CDOJ 1047 Alice's birthday

15年校赛A题

题目链接

Alice's birthday

题意

一条长为n的路，Bob要从一个端点走到另一个端点，途中有m个服务站，每个服务站提供两种服务可供选择

1.瞬间向前前进一个单位的距离

2.使Bob走过一个距离的要花的时间减1

问Bob在每个服务站如何选择可以使自己最快到达路的另一端。

input

The first line contains three integers n, m and t, indicating the length of the road, the number of service stations, the time that Bob's car needs to move one unit length initially.
The second line contains m integers pi, indicating the distance from Bob's home to the ith station.
It is guaranteed that 1≤n≤10^9,0≤m≤10^5,1≤t<2^31,1≤pi−1<pi<n;

output

Print the answer in one line.

题解

智障首先想到了DP！
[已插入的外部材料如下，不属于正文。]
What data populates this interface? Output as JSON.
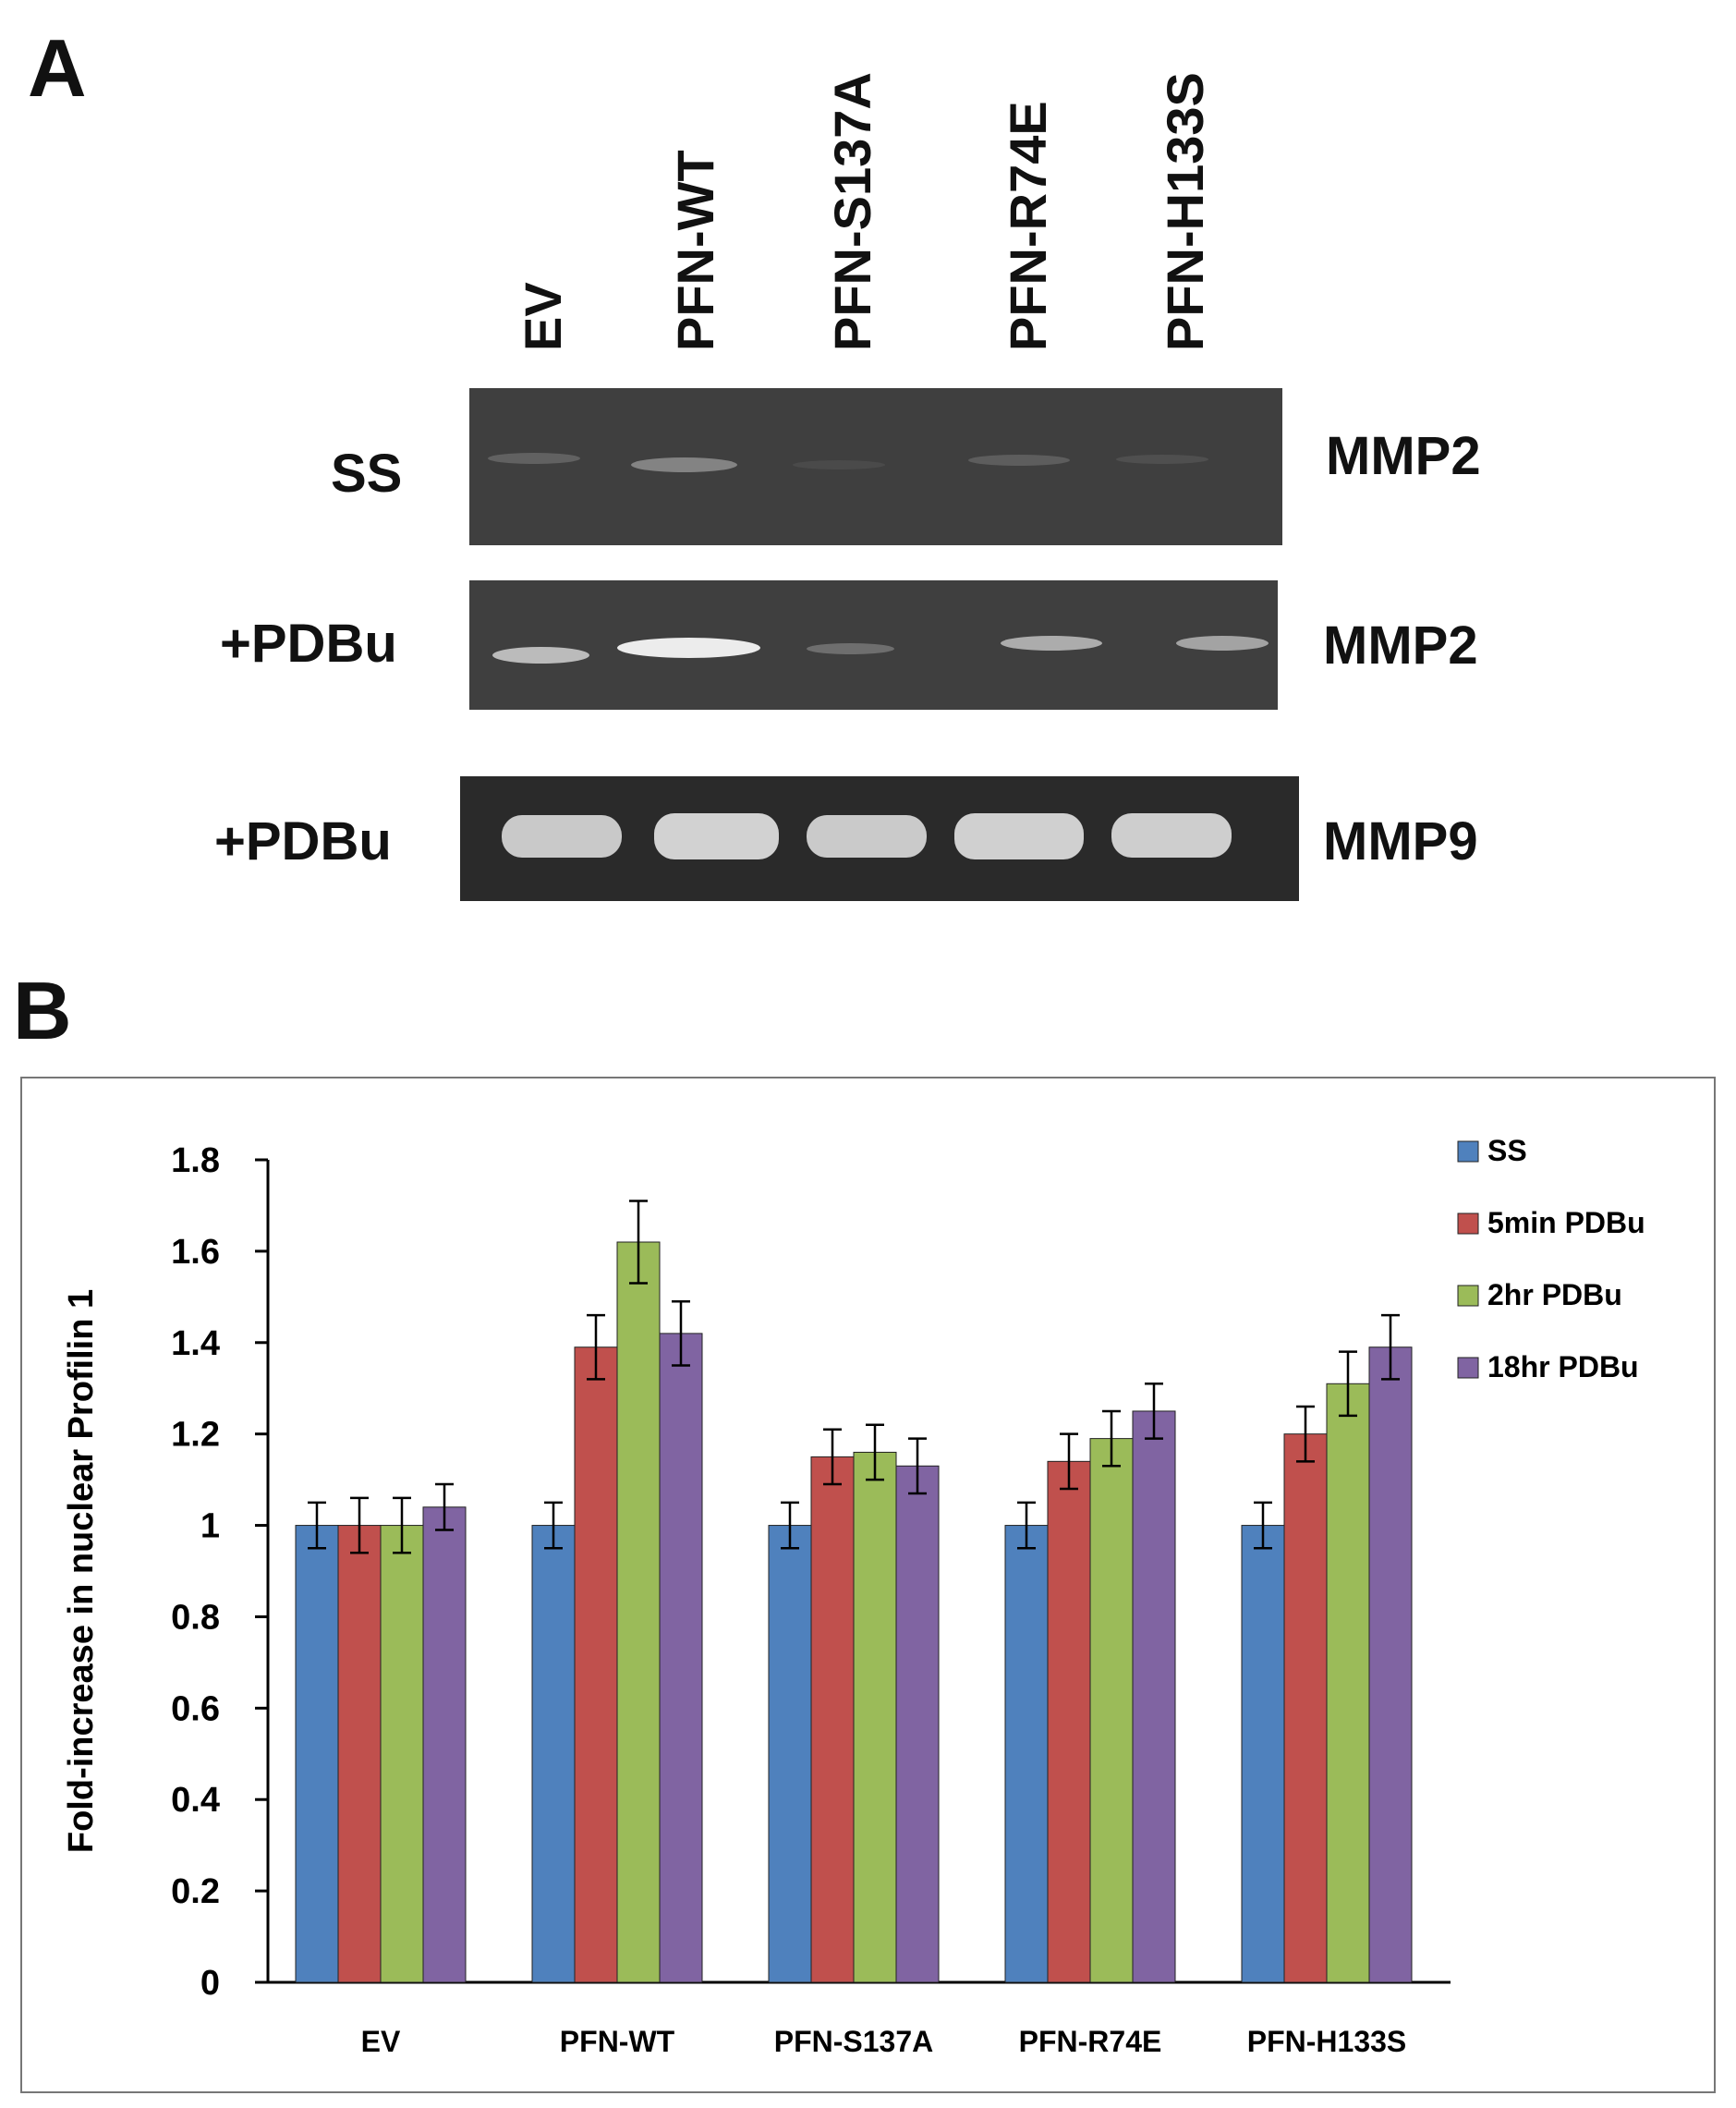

费劲心思优化之后得到了一个空间时间都是O（m2)的DP，显然是MLE和TLE一起来

后来发现可以贪心，因为假如要选择服务2，晚选不可能优于早选

接下来枚举选择服务2的次数就好

#include<bits/stdc++.h>

using namespace std;
const int maxn=1e5;
typedef long long LL;

LL dis[maxn+5];

int main(void)
{
	#ifdef ex
	freopen ("in.txt","r",stdin);
	#endif
	
	LL n,m,t;
	scanf("%lld%lld%lld",&n,&m,&t);
	
	for (int i=1;i<=m;++i)
	{
		scanf("%lld",&dis[i]);
	}
	dis[m+1]=n;
	dis[0]=0;
	
	LL sum=t*(n-m);
	LL ans=sum;
	for (int i=1;i<=m;++i)
	{
		LL t1=(n-dis[i]-(m-i+1))*t;
		LL t2=(n-dis[i]-(m-i))*(t-1);
		sum-=(t1-t2);
		--t;
		ans=min(ans,sum);
		if (t==0) break;
	}
	cout<<ans<<endl;
	//cout<<sum<<' '<<ans<<endl;
}